Manuel lo ha recorrido todo o casi todo. Eso sí, impregnando de su personalidad
cada una de sus obras, pasándolas por el tamiz de su persona, de sus manos, de
sus curiosa sensibillidad. Siempre abundaré en el término “proteico” para
definir a este artista, clave para entender no ya la pintura manzanareña y sus
derroteros, (recordemos que Manuel ha sido discípulo de los grandes y con los
grandes ha compartido inquietudes (Iniesta, López de los Mozos, Giraldo …) sino
el paisaje manchego al que ha dedicado las más exquisitas pinceladas.
Pero nuestro pintor, pertinaz viajero, ha sido
también el cronista lírico de muchos otros paisajes; de la Galicia jacobea, la
Italia medieval y renacentista, los insólitos rincones de la variada España,
los toledos y las cuencas, han pasado por sus ojos y han sido tamizados en sus
manos. Manuel además conforma el panorama mítico de un Manzanares histórico de
callejas y torres, de portadas y jardines, de paseos, de singulares rincones en
fin. Cronista de piedras y encalados, de calles olvidadas, de pasados fenecidos y añorados…

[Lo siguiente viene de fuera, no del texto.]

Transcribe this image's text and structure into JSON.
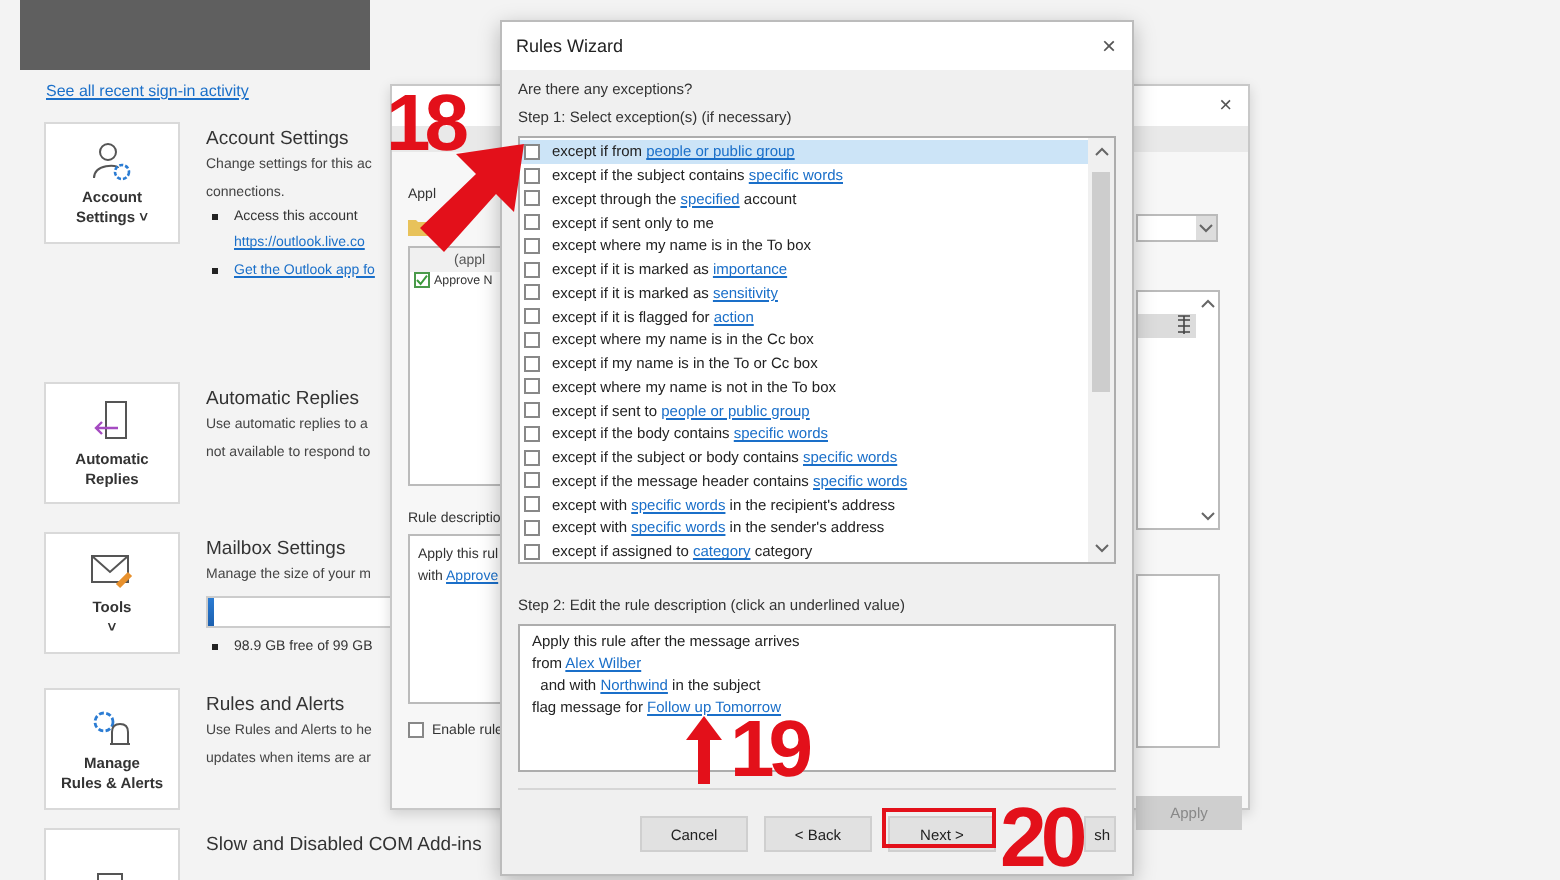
{
  "account_pane": {
    "sign_in_link": "See all recent sign-in activity",
    "sections": [
      {
        "kind": "account",
        "card_lines": [
          "Account",
          "Settings ˅"
        ],
        "title": "Account Settings",
        "description": [
          "Change settings for this ac",
          "connections."
        ],
        "bullets": [
          {
            "text": "Access this account",
            "link": false,
            "bullet": true
          },
          {
            "text": "https://outlook.live.co",
            "link": true,
            "bullet": false
          },
          {
            "text": "Get the Outlook app fo",
            "link": true,
            "bullet": true
          }
        ]
      },
      {
        "kind": "replies",
        "card_lines": [
          "Automatic",
          "Replies"
        ],
        "title": "Automatic Replies",
        "description": [
          "Use automatic replies to a",
          "not available to respond to"
        ]
      },
      {
        "kind": "tools",
        "card_lines": [
          "Tools",
          "˅"
        ],
        "title": "Mailbox Settings",
        "description": [
          "Manage the size of your m"
        ],
        "level": 0.03,
        "bullets": [
          {
            "text": "98.9 GB free of 99 GB",
            "link": false,
            "bullet": true
          }
        ]
      },
      {
        "kind": "rules",
        "card_lines": [
          "Manage",
          "Rules & Alerts"
        ],
        "title": "Rules and Alerts",
        "description": [
          "Use Rules and Alerts to he",
          "updates when items are ar"
        ]
      },
      {
        "kind": "addins",
        "title": "Slow and Disabled COM Add-ins"
      }
    ]
  },
  "rules_dialog": {
    "close_label": "×",
    "cut_label": "Appl",
    "list_header": "(appl",
    "rules": [
      {
        "name": "Approve N",
        "checked": true
      }
    ],
    "description_label": "Rule descriptio",
    "description": [
      [
        {
          "text": "Apply this rul",
          "link": false
        }
      ],
      [
        {
          "text": "with ",
          "link": false
        },
        {
          "text": "Approve",
          "link": true
        }
      ]
    ],
    "enable_label": "Enable rule",
    "enable_checked": false,
    "apply_button": {
      "label": "Apply",
      "disabled": true
    }
  },
  "wizard": {
    "title": "Rules Wizard",
    "close_label": "×",
    "question": "Are there any exceptions?",
    "step1": "Step 1: Select exception(s) (if necessary)",
    "exceptions": [
      {
        "selected": true,
        "checked": false,
        "parts": [
          {
            "text": "except if from ",
            "link": false
          },
          {
            "text": "people or public group",
            "link": true
          }
        ]
      },
      {
        "selected": false,
        "checked": false,
        "parts": [
          {
            "text": "except if the subject contains ",
            "link": false
          },
          {
            "text": "specific words",
            "link": true
          }
        ]
      },
      {
        "selected": false,
        "checked": false,
        "parts": [
          {
            "text": "except through the ",
            "link": false
          },
          {
            "text": "specified",
            "link": true
          },
          {
            "text": " account",
            "link": false
          }
        ]
      },
      {
        "selected": false,
        "checked": false,
        "parts": [
          {
            "text": "except if sent only to me",
            "link": false
          }
        ]
      },
      {
        "selected": false,
        "checked": false,
        "parts": [
          {
            "text": "except where my name is in the To box",
            "link": false
          }
        ]
      },
      {
        "selected": false,
        "checked": false,
        "parts": [
          {
            "text": "except if it is marked as ",
            "link": false
          },
          {
            "text": "importance",
            "link": true
          }
        ]
      },
      {
        "selected": false,
        "checked": false,
        "parts": [
          {
            "text": "except if it is marked as ",
            "link": false
          },
          {
            "text": "sensitivity",
            "link": true
          }
        ]
      },
      {
        "selected": false,
        "checked": false,
        "parts": [
          {
            "text": "except if it is flagged for ",
            "link": false
          },
          {
            "text": "action",
            "link": true
          }
        ]
      },
      {
        "selected": false,
        "checked": false,
        "parts": [
          {
            "text": "except where my name is in the Cc box",
            "link": false
          }
        ]
      },
      {
        "selected": false,
        "checked": false,
        "parts": [
          {
            "text": "except if my name is in the To or Cc box",
            "link": false
          }
        ]
      },
      {
        "selected": false,
        "checked": false,
        "parts": [
          {
            "text": "except where my name is not in the To box",
            "link": false
          }
        ]
      },
      {
        "selected": false,
        "checked": false,
        "parts": [
          {
            "text": "except if sent to ",
            "link": false
          },
          {
            "text": "people or public group",
            "link": true
          }
        ]
      },
      {
        "selected": false,
        "checked": false,
        "parts": [
          {
            "text": "except if the body contains ",
            "link": false
          },
          {
            "text": "specific words",
            "link": true
          }
        ]
      },
      {
        "selected": false,
        "checked": false,
        "parts": [
          {
            "text": "except if the subject or body contains ",
            "link": false
          },
          {
            "text": "specific words",
            "link": true
          }
        ]
      },
      {
        "selected": false,
        "checked": false,
        "parts": [
          {
            "text": "except if the message header contains ",
            "link": false
          },
          {
            "text": "specific words",
            "link": true
          }
        ]
      },
      {
        "selected": false,
        "checked": false,
        "parts": [
          {
            "text": "except with ",
            "link": false
          },
          {
            "text": "specific words",
            "link": true
          },
          {
            "text": " in the recipient's address",
            "link": false
          }
        ]
      },
      {
        "selected": false,
        "checked": false,
        "parts": [
          {
            "text": "except with ",
            "link": false
          },
          {
            "text": "specific words",
            "link": true
          },
          {
            "text": " in the sender's address",
            "link": false
          }
        ]
      },
      {
        "selected": false,
        "checked": false,
        "parts": [
          {
            "text": "except if assigned to ",
            "link": false
          },
          {
            "text": "category",
            "link": true
          },
          {
            "text": " category",
            "link": false
          }
        ]
      }
    ],
    "step2": "Step 2: Edit the rule description (click an underlined value)",
    "description": [
      [
        {
          "text": "Apply this rule after the message arrives",
          "link": false
        }
      ],
      [
        {
          "text": "from ",
          "link": false
        },
        {
          "text": "Alex Wilber",
          "link": true
        }
      ],
      [
        {
          "text": "  and with ",
          "link": false
        },
        {
          "text": "Northwind",
          "link": true
        },
        {
          "text": " in the subject",
          "link": false
        }
      ],
      [
        {
          "text": "flag message for ",
          "link": false
        },
        {
          "text": "Follow up Tomorrow",
          "link": true
        }
      ]
    ],
    "buttons": [
      {
        "kind": "labeled",
        "label": "Cancel"
      },
      {
        "kind": "labeled",
        "label": "< Back"
      },
      {
        "kind": "labeled",
        "label": "Next >"
      },
      {
        "kind": "covered",
        "label": "sh"
      }
    ]
  },
  "annotations": [
    {
      "label": "18",
      "kind": "diagonal"
    },
    {
      "label": "19",
      "kind": "up"
    },
    {
      "label": "20",
      "kind": "box"
    }
  ]
}
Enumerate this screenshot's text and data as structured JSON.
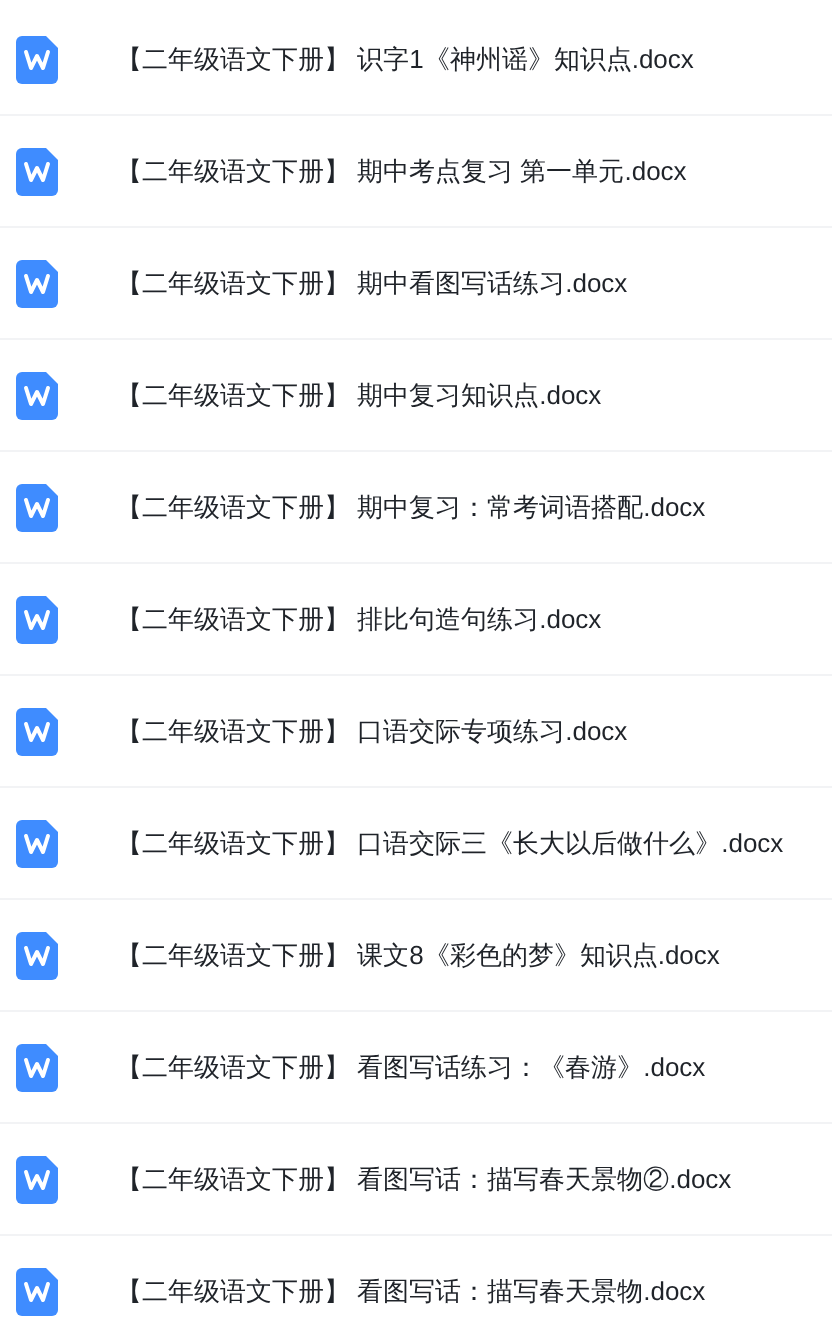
{
  "files": [
    {
      "name": "【二年级语文下册】 识字1《神州谣》知识点.docx"
    },
    {
      "name": "【二年级语文下册】 期中考点复习 第一单元.docx"
    },
    {
      "name": "【二年级语文下册】 期中看图写话练习.docx"
    },
    {
      "name": "【二年级语文下册】 期中复习知识点.docx"
    },
    {
      "name": "【二年级语文下册】 期中复习：常考词语搭配.docx"
    },
    {
      "name": "【二年级语文下册】 排比句造句练习.docx"
    },
    {
      "name": "【二年级语文下册】 口语交际专项练习.docx"
    },
    {
      "name": "【二年级语文下册】 口语交际三《长大以后做什么》.docx"
    },
    {
      "name": "【二年级语文下册】 课文8《彩色的梦》知识点.docx"
    },
    {
      "name": "【二年级语文下册】 看图写话练习：《春游》.docx"
    },
    {
      "name": "【二年级语文下册】 看图写话：描写春天景物②.docx"
    },
    {
      "name": "【二年级语文下册】 看图写话：描写春天景物.docx"
    }
  ]
}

El hombre de los ensayos líricos que ha tomado
al papel como soporte ideal de su expresión, aguando el óleo, ensayando
impresiones, sin renunciar a veces a la impostación del collage, sacando de la
mancha a veces la posibilidad de su expresión …
Esta
pequeña muestra de su pintura que hemos podido observar en La Sede es un relato
de las diferentes vicisitudes por las que ha pasado la pintura de Manuel. Y es
un relato, al tiempo, de su biografía pictórica, de la lenta y persuasiva
maduración de su espíritu creador.
Descubrimos así a un joven pintor sometido a
las rigideces de la línea, del color austero, empaquetado en las formas. Y
vemos lentamente, con los años, fluir el color, liberarse el límite, insinuarse
cada vez más la pincelada, arroparse los matices y acaso simplificarse la
composición. Llegamos incluso a la completa “lirificación” de la línea. Cubique
o no, abstraiga o no, hay en la pintura de Manuel una soltura, una maestría que
ahora, descubrimos, se ha ido recreando con el tiempo y en el tiempo.
Es
esto lo que básicamente nos enseña esta muestra. Por lo demás, sabemos que a
Manuel aún le queda mucho por hacer y mucho que mostrar.